Since the time, the 26-year-old Dalit research scholar committed suicide inside the campus of UoH on January 17 last year, his friends and family members presented multiple evidences which "clearly put the onus on university authorities, former human resource and development (HRD) minister Smriti Irani and union labour minister Bandaru Dattatreya for pushing Rohith to end his life".
Now, more than a year later, a probe panel report stated that "no one killed Rohith", indicating that the 26-year-old did not kill himself due to university action against him. However, one thing no one can deny that Rohith was expelled from the university before he committed suicide.
The report of the one-man judicial commission under former Allahabad high court judge Justice AK Roopanwal, set up by the HRD ministry, said "Rohith was a troubled individual and was unhappy for several reasons".
The enquiry commission report submitted to the HRD ministry last year, also said that Rohith was not a Dalit by caste, besides giving a clean chit to then HRD minister Irani and BJP leader Dattatreya.

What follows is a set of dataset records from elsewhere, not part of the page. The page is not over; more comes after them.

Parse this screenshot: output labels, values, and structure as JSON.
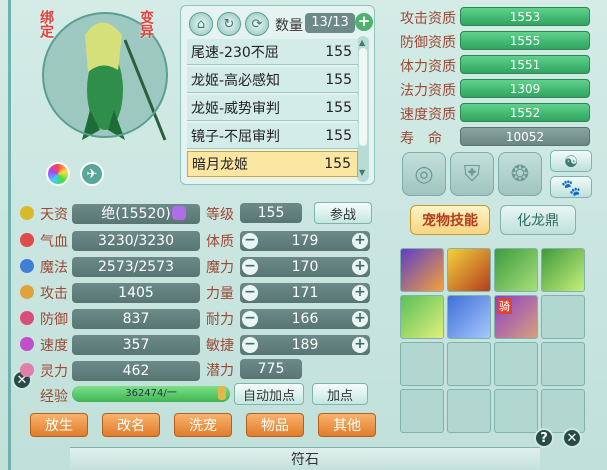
{
  "portrait": {
    "tag_left": "绑定",
    "tag_right": "变异"
  },
  "toolbar": {
    "count_label": "数量",
    "count_value": "13/13",
    "add": "+"
  },
  "pet_list": [
    {
      "name": "尾速-230不屈",
      "level": "155"
    },
    {
      "name": "龙姬-高必感知",
      "level": "155"
    },
    {
      "name": "龙姬-威势审判",
      "level": "155"
    },
    {
      "name": "镜子-不屈审判",
      "level": "155"
    },
    {
      "name": "暗月龙姬",
      "level": "155",
      "selected": true
    }
  ],
  "aptitudes": [
    {
      "label": "攻击资质",
      "value": "1553"
    },
    {
      "label": "防御资质",
      "value": "1555"
    },
    {
      "label": "体力资质",
      "value": "1551"
    },
    {
      "label": "法力资质",
      "value": "1309"
    },
    {
      "label": "速度资质",
      "value": "1552"
    },
    {
      "label": "寿　命",
      "value": "10052"
    }
  ],
  "tabs": {
    "skills": "宠物技能",
    "dragon": "化龙鼎"
  },
  "left_stats": [
    {
      "label": "天资",
      "value": "绝(15520)",
      "color": "#d8b92a"
    },
    {
      "label": "气血",
      "value": "3230/3230",
      "color": "#e04b4b"
    },
    {
      "label": "魔法",
      "value": "2573/2573",
      "color": "#3f7fd6"
    },
    {
      "label": "攻击",
      "value": "1405",
      "color": "#e0a33a"
    },
    {
      "label": "防御",
      "value": "837",
      "color": "#d84f7a"
    },
    {
      "label": "速度",
      "value": "357",
      "color": "#c24fc9"
    },
    {
      "label": "灵力",
      "value": "462",
      "color": "#e07fa9"
    }
  ],
  "level": {
    "label": "等级",
    "value": "155",
    "button": "参战"
  },
  "attrs": [
    {
      "label": "体质",
      "value": "179"
    },
    {
      "label": "魔力",
      "value": "170"
    },
    {
      "label": "力量",
      "value": "171"
    },
    {
      "label": "耐力",
      "value": "166"
    },
    {
      "label": "敏捷",
      "value": "189"
    }
  ],
  "potential": {
    "label": "潜力",
    "value": "775"
  },
  "exp": {
    "label": "经验",
    "value": "362474/一",
    "fraction": 1.0
  },
  "buttons": {
    "auto": "自动加点",
    "add": "加点"
  },
  "bottom_buttons": [
    "放生",
    "改名",
    "洗宠",
    "物品",
    "其他"
  ],
  "bottom_label": "符石",
  "skill_badge": "骑"
}
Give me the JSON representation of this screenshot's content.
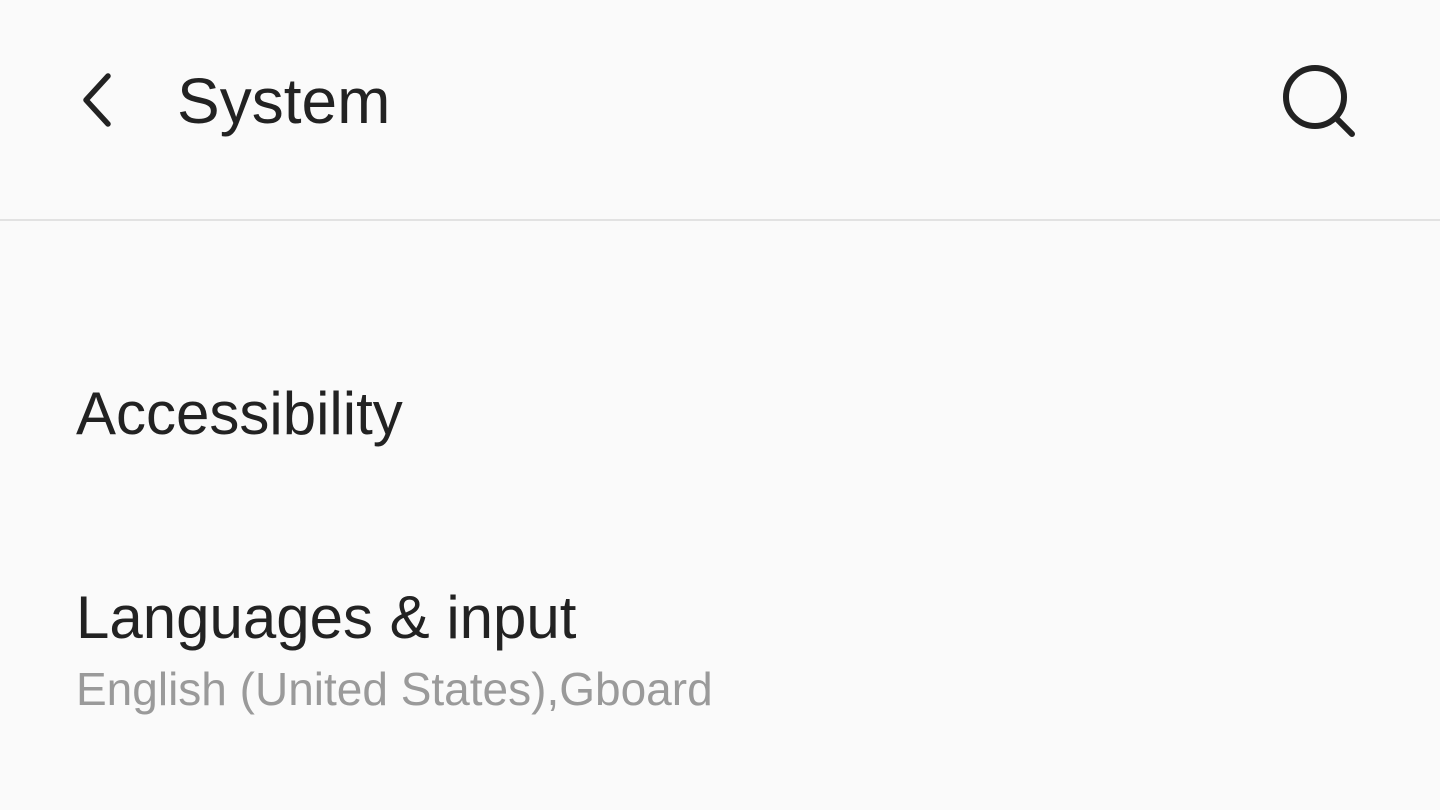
{
  "header": {
    "title": "System",
    "back_icon": "chevron-left-icon",
    "search_icon": "search-icon"
  },
  "settings": {
    "items": [
      {
        "title": "Accessibility",
        "summary": ""
      },
      {
        "title": "Languages & input",
        "summary": "English (United States),Gboard"
      }
    ]
  },
  "colors": {
    "background": "#fafafa",
    "primary_text": "#222222",
    "secondary_text": "#9a9a9a",
    "divider": "#e2e2e2"
  }
}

The report on Rohith's suicide came to light on Wednesday. On the same day, one more investigation report, conducted by competent authorities selected by the Centre, gave the verdict that the death of more than 70 children at the Baba Raghav Das Medical College and Hospital in Gorakhpur, Uttar Pradesh, recently did not take place due to lack of supply of oxygen, as has been alleged by the parents of the deceased.
"In fact, the number of deaths at the hospital has reduced compared to last year,'' Dr Harish Chellani, who was part of the team, said.
The three-member team visited the hospital on Saturday. "As per information and data provided to us, it does not look like the deaths have all happened due to shortage of oxygen," Chellani said.
"As per the records, we have fewer deaths when compared to the figures at the same time last year." The team comprised experts from the Lady Hardinge Medical College, Safdarjung Hospital and from the Ministry's Immunisation Department.
The Indian Medical Association has also sent its own team to investigate the matter and submit a report by Thursday.
Although death of Rohith and the children took place months apart, they are joined by one link--"no authorities are to be blamed for the unfortunate deaths".
The findings of central-government appointed teams in both Rohith's suicide case and Gorakhpur tragedy gave clean chit to the people in power.
The allegations levelled by the families and friends of deceased were "proved wrong" by competent authorities in both the cases.
No matter how much available evidence in public domain indicate otherwise, implicating people in power, or families of deceased cry foul, justice once again has been denied in two major "murder" cases that rocked the nation in recent times.